Rivalries refreshed
March 27, 2013
The Southern Conference just lost a Georgia Southern University–Appalachian State
University rivalry, and the Sun Belt gained Eagles-Mountaineers and GSU-Georgia State University rivalries.
Unlike the Panthers-Eagles rivalry, which is for supremacy of the name GSU, the
Mountaineers-Eagles rivalry is primarily a football rivalry.
The Mountaineers and the Eagles have played each other in football annually since the two teams met in a 1993 thriller where the Eagles were victorious beating the Mountaineers 34-28.
The teams met five times prior to their first meeting as conference opponents in the
1993 thriller. They met once in 1987, and the Mountaineers shut out the Eagles 19-0 in the quarterfinals of the playoffs.

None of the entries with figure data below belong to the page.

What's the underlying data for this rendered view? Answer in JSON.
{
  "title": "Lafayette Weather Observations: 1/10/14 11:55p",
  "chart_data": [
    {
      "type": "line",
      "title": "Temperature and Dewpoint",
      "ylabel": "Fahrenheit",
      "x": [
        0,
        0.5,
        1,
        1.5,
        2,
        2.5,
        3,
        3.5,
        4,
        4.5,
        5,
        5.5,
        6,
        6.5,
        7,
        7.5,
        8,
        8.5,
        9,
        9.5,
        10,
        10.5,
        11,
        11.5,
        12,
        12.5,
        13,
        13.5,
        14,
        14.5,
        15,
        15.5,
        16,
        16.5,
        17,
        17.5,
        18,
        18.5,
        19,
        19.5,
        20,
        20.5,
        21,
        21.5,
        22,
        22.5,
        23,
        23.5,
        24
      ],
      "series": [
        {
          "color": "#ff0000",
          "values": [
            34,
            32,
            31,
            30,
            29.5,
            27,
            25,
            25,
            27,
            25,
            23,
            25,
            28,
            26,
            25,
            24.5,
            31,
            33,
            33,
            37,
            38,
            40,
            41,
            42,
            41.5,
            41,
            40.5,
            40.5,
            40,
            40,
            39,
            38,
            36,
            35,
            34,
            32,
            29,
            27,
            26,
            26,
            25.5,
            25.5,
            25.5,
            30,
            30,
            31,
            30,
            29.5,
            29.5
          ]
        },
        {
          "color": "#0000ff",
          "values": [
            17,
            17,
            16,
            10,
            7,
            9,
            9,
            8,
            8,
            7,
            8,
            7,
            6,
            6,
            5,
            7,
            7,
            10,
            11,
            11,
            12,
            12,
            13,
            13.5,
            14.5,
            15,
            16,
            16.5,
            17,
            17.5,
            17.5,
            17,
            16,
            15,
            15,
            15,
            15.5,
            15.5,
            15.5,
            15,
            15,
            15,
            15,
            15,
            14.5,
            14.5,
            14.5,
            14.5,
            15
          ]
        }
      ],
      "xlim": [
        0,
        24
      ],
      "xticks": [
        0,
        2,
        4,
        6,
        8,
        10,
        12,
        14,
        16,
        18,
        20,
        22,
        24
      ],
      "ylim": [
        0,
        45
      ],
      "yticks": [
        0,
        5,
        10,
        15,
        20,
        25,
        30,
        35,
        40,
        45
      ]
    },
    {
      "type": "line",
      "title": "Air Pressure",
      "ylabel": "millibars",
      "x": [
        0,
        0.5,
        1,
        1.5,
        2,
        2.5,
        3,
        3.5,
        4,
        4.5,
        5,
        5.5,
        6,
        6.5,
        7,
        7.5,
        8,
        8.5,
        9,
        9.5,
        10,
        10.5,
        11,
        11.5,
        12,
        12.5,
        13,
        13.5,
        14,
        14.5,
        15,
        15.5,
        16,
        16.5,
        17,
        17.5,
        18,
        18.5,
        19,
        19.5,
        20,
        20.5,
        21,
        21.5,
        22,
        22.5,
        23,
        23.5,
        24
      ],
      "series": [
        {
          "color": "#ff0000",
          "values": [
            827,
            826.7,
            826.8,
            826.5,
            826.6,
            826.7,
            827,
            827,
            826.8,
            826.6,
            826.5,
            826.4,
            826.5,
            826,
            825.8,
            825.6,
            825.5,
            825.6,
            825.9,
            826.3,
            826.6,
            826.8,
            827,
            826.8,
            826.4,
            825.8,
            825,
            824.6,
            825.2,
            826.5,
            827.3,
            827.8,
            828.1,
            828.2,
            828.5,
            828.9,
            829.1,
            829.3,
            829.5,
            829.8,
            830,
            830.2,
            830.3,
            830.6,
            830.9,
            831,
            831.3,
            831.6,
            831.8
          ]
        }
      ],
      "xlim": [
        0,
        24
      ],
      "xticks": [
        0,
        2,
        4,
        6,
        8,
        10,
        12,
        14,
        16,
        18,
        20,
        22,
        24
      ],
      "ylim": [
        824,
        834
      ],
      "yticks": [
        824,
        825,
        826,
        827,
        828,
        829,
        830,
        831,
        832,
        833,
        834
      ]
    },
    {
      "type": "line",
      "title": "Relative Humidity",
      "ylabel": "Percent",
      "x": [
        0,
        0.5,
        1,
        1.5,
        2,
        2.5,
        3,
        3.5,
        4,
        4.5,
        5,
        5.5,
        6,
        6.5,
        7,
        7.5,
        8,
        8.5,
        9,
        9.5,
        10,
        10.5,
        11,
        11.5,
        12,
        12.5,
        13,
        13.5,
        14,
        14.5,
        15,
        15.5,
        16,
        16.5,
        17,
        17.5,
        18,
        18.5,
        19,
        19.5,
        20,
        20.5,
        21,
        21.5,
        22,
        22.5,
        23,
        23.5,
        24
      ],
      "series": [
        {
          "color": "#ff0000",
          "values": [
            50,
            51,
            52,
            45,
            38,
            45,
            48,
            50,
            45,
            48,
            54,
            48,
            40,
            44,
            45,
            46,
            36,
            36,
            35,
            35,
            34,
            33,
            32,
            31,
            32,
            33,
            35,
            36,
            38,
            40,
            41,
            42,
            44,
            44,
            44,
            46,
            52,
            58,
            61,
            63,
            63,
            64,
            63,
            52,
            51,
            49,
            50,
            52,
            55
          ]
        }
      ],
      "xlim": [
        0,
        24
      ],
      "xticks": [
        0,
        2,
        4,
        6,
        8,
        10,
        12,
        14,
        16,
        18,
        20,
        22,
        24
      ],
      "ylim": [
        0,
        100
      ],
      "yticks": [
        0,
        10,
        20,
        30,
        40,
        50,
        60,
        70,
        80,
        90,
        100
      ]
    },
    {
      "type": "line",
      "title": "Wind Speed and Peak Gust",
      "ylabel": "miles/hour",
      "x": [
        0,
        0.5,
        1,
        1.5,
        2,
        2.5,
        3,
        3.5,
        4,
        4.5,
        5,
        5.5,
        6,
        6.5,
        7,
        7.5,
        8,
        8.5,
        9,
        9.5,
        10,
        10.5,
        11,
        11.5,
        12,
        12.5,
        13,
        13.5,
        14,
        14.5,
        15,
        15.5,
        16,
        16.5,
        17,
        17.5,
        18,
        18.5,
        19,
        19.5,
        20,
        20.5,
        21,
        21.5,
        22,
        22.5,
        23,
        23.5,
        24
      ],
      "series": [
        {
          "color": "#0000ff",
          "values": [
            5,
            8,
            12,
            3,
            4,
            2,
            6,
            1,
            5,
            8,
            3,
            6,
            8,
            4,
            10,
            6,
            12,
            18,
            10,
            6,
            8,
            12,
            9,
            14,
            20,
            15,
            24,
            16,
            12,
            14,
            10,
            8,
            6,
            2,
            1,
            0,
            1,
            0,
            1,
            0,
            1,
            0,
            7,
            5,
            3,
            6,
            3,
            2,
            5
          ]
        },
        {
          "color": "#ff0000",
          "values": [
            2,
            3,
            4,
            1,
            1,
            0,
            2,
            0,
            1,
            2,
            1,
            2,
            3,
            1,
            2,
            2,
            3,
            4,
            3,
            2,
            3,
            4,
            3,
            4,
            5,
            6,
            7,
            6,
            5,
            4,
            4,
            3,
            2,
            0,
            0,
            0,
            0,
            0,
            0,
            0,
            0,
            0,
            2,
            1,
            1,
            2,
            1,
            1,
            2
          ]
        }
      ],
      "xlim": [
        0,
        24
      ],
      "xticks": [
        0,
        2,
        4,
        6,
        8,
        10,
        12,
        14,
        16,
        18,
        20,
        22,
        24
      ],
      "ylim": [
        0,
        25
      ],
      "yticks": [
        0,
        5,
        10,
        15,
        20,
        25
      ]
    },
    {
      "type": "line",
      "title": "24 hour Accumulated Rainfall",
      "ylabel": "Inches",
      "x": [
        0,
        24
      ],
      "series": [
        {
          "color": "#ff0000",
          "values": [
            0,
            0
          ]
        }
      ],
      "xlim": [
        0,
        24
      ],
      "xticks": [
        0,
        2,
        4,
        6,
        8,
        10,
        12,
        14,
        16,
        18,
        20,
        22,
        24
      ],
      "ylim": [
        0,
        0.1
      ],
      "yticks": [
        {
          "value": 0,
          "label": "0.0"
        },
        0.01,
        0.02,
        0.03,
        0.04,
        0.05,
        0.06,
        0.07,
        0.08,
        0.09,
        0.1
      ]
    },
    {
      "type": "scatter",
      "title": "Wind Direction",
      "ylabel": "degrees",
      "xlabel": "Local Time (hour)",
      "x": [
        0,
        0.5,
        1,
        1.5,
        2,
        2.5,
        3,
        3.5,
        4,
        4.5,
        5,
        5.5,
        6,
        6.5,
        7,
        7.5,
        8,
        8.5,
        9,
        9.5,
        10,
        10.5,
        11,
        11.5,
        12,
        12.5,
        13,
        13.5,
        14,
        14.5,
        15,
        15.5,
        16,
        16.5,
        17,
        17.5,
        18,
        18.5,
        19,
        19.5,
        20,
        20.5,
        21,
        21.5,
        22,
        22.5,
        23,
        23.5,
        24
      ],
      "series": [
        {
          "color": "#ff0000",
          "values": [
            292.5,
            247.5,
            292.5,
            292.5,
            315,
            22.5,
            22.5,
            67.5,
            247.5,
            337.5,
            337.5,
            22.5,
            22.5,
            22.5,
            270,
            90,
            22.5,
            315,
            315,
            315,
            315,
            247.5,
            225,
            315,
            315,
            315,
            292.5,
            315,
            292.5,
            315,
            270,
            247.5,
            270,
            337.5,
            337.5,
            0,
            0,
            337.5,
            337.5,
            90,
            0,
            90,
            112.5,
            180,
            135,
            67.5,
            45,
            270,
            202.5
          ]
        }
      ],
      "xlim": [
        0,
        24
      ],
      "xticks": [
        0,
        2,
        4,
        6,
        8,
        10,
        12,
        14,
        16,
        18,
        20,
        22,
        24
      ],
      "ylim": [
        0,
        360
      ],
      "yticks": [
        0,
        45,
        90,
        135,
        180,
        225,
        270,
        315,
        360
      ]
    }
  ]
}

In the 1930’s the teams met four times. They tied once, the only tie in the history of their entire rivalry. The other three times they met the Mountaineers captured a 2-1 edge against GSU.
The Mountaineers hold the edge all-time with a winning record of 14-11-1 against the Eagles.
Even in the press conference President Brooks Keel and athletic director Tom Kleinlein had to take a jab at the Mountaineers calling them “the school to be named later.”
Moving to the Sun Belt will give the Eagles the opportunity to continue what has been a great rivalry and potentially take the series lead as the Eagles have lost four of their last five to the Mountaineers.
The Eagles rivalry with the Panthers is a little bit different.
The rivalry, with what students refer to as “the other GSU” or “the fake GSU,” is more over what school is “the real GSU.”
Much of Eagle Nation, more than likely, has friends at “the other GSU” that engage in heated dialogue with over who’s the real GSU and why our school is better.
On Twitter, when students hashtag GSU, they usually follow up with the phrase #SouthernNOTState or #StateNOTSouthern.
GSU students may trash talk State students by bringing up their lack of a campus.
State students may respond with criticizing GSU’s location, saying the school is in the boondocks.
Ga. State registered the domain www.gsu.edu first. Eagle fans lost on that one. When you type it in Google, the Panther website is the first thing you see, followed by the Eagles’ website.
However, if you type in GSU athletics, the Eagles’ website is the first thing you see.
To no surprise, if you search for “GSU football” for the first three pages they are all about the Eagle Nation.
If it’s a question of athletics, then GSU is easily the real GSU.
The Eagles hold the all-time advantages of 32-13 in men’s basketball including an overtime win over the Panthers that angered many Panther fans, 21-14 in women’s basketball and a crushing 58-17 in baseball.
The Panthers do hold the edge in softball with an all-time record of 39-22 against the Eagles.
The football teams have not played, and that is because the Panthers just began playing football in 2010, whereas the Eagles have been playing since the 1920’s, albeit with a 44-year break.
The Panthers do have an all-time edge in men’s soccer 15-7-5, women’s soccer 11-5-2 and volleyball 13-7.
Whatever the case may be when GSU begins Sun Belt play, the bad blood between these teams will be there and will make joining the Sun Belt that much sweeter.